Self regulation (it's called discipline Ron) is the key and when that doesnt work (as in the example above), ridicule is another answer. Sysops can assist Im sure, but Id really hate to see sysops restrict what might be a valuable post that exceeds a page length.
I suggest everyone go back and read Ron's posts and his replies. Interesting into the character of a man who is worried about forum disruptions.
-- Take your own medicine (Ron@snotholler.com), December 03, 1999.
Just use the little arrow that points down. You're suggesting this deck chair would look better over there? LOL
-- Will continue (firstname.lastname@example.org), December 03, 1999.
I'm getting amped up the closer we get to 01/01, so to avoid getting in a pissing match with you boys, I think I'll retaliate by ignoring posts that peeve me.
-- Hokie (email@example.com), December 03, 1999.

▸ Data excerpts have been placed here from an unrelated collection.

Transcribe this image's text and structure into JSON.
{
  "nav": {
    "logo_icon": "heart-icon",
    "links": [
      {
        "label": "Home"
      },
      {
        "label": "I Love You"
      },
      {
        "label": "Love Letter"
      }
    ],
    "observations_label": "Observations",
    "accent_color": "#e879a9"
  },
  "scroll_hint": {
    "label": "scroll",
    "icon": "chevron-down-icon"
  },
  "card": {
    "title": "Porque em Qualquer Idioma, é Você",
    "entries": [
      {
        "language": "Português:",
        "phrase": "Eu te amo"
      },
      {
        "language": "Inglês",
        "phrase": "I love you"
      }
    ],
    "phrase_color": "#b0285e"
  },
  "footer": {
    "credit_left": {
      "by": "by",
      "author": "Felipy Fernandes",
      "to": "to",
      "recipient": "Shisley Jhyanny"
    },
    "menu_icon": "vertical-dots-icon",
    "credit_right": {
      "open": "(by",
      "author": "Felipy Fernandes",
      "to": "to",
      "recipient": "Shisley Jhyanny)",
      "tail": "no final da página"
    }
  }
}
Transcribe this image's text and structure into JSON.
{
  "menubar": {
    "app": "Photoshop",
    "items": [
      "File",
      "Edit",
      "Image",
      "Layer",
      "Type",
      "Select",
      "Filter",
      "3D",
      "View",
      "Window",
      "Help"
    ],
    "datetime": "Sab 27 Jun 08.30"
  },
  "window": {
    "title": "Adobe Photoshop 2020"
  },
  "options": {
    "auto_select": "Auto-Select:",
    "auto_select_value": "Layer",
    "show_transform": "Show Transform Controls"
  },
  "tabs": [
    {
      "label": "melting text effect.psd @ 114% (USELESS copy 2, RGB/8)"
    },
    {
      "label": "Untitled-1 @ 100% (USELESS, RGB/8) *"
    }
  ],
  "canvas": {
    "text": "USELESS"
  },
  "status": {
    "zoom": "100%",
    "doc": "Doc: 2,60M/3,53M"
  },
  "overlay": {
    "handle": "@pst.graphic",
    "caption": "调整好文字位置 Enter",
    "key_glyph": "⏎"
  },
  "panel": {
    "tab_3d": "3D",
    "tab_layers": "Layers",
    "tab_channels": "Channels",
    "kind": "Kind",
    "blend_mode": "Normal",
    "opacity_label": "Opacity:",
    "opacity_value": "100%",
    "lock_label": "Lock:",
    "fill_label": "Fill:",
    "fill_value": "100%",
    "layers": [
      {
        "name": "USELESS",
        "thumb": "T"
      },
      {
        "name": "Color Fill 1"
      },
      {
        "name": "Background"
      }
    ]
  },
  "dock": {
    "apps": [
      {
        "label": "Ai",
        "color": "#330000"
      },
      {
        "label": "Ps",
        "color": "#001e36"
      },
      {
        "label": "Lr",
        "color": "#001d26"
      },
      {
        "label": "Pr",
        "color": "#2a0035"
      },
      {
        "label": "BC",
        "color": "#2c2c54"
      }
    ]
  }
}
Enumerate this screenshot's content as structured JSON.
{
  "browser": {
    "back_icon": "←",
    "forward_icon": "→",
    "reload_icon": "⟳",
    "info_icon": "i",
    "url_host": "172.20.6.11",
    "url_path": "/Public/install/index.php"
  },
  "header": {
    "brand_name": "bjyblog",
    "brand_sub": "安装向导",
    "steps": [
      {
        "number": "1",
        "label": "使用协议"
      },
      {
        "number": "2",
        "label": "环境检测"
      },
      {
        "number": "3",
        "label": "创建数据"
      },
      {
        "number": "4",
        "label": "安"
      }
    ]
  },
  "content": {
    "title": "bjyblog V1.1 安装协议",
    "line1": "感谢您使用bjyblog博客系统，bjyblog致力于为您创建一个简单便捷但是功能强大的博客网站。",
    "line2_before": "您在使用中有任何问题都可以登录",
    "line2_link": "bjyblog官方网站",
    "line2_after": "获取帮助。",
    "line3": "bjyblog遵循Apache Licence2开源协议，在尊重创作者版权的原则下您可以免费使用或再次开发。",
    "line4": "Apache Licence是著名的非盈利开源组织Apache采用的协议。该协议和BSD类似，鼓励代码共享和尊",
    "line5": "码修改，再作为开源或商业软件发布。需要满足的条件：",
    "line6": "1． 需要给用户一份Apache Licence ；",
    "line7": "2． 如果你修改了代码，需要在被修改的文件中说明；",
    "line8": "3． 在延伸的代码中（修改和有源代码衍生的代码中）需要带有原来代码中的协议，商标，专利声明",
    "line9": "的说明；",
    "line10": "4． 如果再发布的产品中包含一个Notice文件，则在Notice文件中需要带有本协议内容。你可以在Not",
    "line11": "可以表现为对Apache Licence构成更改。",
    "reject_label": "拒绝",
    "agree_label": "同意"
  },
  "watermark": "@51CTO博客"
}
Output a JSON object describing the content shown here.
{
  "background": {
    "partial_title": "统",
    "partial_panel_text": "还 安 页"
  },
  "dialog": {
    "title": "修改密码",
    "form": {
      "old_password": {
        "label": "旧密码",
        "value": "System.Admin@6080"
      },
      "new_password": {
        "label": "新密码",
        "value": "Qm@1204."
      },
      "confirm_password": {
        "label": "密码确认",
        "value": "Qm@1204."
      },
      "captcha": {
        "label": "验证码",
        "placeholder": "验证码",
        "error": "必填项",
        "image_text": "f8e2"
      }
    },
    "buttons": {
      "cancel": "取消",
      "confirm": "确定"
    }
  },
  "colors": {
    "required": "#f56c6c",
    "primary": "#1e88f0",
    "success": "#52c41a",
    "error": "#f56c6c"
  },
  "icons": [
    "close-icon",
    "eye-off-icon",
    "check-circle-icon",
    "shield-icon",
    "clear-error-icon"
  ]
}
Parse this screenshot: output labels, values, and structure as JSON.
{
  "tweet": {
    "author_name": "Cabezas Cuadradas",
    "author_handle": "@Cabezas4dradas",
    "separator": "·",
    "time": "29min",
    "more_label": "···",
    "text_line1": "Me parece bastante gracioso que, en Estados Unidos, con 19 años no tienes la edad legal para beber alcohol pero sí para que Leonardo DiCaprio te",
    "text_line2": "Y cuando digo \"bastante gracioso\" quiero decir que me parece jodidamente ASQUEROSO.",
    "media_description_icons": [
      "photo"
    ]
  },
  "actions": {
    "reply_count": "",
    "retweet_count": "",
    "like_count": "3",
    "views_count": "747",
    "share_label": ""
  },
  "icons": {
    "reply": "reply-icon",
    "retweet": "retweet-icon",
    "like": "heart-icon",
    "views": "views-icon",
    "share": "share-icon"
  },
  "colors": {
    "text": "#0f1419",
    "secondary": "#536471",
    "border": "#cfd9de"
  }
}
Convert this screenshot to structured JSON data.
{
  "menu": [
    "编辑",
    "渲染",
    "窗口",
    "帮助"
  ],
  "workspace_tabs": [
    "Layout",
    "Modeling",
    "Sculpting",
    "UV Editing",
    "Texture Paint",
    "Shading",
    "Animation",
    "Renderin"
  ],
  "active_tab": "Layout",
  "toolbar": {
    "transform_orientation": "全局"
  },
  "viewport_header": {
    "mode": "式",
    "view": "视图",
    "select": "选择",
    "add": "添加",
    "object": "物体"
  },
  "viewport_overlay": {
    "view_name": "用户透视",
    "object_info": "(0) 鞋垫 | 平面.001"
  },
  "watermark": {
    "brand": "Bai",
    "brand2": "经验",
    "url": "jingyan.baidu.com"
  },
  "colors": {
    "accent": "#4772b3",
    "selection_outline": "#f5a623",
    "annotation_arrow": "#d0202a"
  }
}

Hokie, I'm with you. This "woowoo" crap is a bit academic for this stage.
-- TA (firstname.lastname@example.org), December 03, 1999.
It looks like Mr. Sock is getting a mite bit agitated.
I've heard that too much exposure to the light can do that.
Better scurry along back into the shadows, where you were until a few days ago.
By the way, I *do* enjoy knowing when I've struck a nerve.
-- Ron Schwarz (email@example.com), December 03, 1999.
I fail to see the problem.
Since this site has pretty much ceased to be a source of good, valid, bona fide, honest information about Y2k, it might as well serve some purpose, as long as it's up.
Whenever I want to find out what's going on in the world of Alien Abductions, or Conspiracy Theories that No Sane Person Would Think of Posting Anywhere Else, or Personality Disorders On Display: this is one of THE two most hilarious sites on the web. (Guess what the other one is!)
-- Chicken Little (firstname.lastname@example.org), December 03, 1999.
"By the way, I *do* enjoy knowing when I've struck a nerve"
Way to go Ron!
Keep enlightening us! I am breathless in anticipation of your next enlightening post.
Prediction for next Woowoo Poster Schwartz:
You guys are all dumb. I'm smart. You'll see.
May the SCHWARTZ be with you,
-- sean (Ron@you.rule), December 03, 1999.
"Uhhmm, to be honest with you I think life would be really boring and depressing if everyone always agreed,"
I agree! Everyone agrees. Don't you agree!
-- weallagree (email@example.com), December 03, 1999.
Hawk: I LIKE THE LONG ONES.
-- silver ion (firstname.lastname@example.org), December 03, 1999.
From: Y2K, ` la Carte by Dancr (pic), near Monterey, California
I like the long ones, too. Only rarely do I fast forward those. If someone is going to be a content free windbag or is unable to make themself understood, you can usually detect it inside the first hundred words. After that, your choice... fast forward of keep going and get your daily quota of laughing endorphins. If a limit is considered, I'd propose one at about 2,000 words, about the length of your average highschool essay assignment.